The reason the bill is so effective as an anti-abortion ploy is because it presses on our intuition that harm to a fetus is a serious ethical matter. And that in turn makes it clear that abortion itself is a serious moral issue.

Because though I cannot regard abortion as murder, I also cannot regard it morally trivial. The pro-choice advocates who claim to believe that it is purely a matter of a woman's control over her own body, like their extreme opponents, make the matter too simple. Whether and to what degree and at what times the fetus is part of the woman's body are extraordinarily difficult questions.

If I was sure that the fetus was merely part of the woman's body, I would support an absolute right to abortion at any time before birth. But I'm not, so I don't, nor do I see many advocates of choice defending such a position.

Pro-choice advocates invariably tell you that they are not in favor of abortion itself. However, they think it is a private matter. But if there really is no serious moral problem, why not advocate abortion as a standard form of birth control? The fact is that advocates of choice also know that the issue is vexed, that the life of a fetus has some moral claim and not merely as a part of someone else's body.

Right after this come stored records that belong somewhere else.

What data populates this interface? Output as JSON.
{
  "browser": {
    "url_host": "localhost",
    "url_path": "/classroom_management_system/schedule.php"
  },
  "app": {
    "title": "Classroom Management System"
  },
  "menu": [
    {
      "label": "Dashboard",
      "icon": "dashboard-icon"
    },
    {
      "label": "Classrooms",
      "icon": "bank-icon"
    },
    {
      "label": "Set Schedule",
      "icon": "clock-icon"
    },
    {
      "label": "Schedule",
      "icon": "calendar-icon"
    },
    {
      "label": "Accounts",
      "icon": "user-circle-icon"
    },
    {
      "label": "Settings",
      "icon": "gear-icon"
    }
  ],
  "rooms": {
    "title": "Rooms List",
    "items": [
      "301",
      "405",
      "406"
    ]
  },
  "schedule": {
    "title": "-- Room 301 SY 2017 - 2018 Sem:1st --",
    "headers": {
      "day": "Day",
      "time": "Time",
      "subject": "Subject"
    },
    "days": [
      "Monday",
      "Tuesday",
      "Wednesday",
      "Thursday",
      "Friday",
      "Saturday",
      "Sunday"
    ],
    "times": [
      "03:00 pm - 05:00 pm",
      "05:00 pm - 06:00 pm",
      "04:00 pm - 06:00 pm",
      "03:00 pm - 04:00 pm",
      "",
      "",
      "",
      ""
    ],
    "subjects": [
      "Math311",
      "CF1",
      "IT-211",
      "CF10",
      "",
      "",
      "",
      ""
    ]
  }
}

What makes the issue of abortion almost impossible to negotiate in this country is the war of rhetoric. No one in their right mind opposes choice or life as abstract concepts; but no one in their right mind thinks that abortion is purely an issue of either one. It would be nice to calm down long enough to realize that we all share certain basic moral insights that could help us through the mess.

We all believe, or should believe, that it is a serious decision and a serious commitment to bring a child into this world and that it carries with it an obligation to see that the child is cared for. We all want children to have that care.

And we all recognize, or should recognize, that killing a fetus in some circumstances is a terrible thing and that in all circumstances it is a morally significant thing.

It's very hard for two groups of people to have a discussion where one asserts that it is fighting for the most basic inalienable right to their own body and the other asserts that the first are murderers. What is hopeful is that both these positions are wrong, and that most people have the moral intuitions to see why they're wrong.

There might be room for some legal limitations on late-term abortions, and also for some legal protection of the fetus in the case of assault on the mother. But there might also be room for RU-486 and other methods to make abortions earlier and simpler.

If either extreme side of the abortion debate won, the result would be disastrous. So even at this late date, we've got to find somewhere to talk.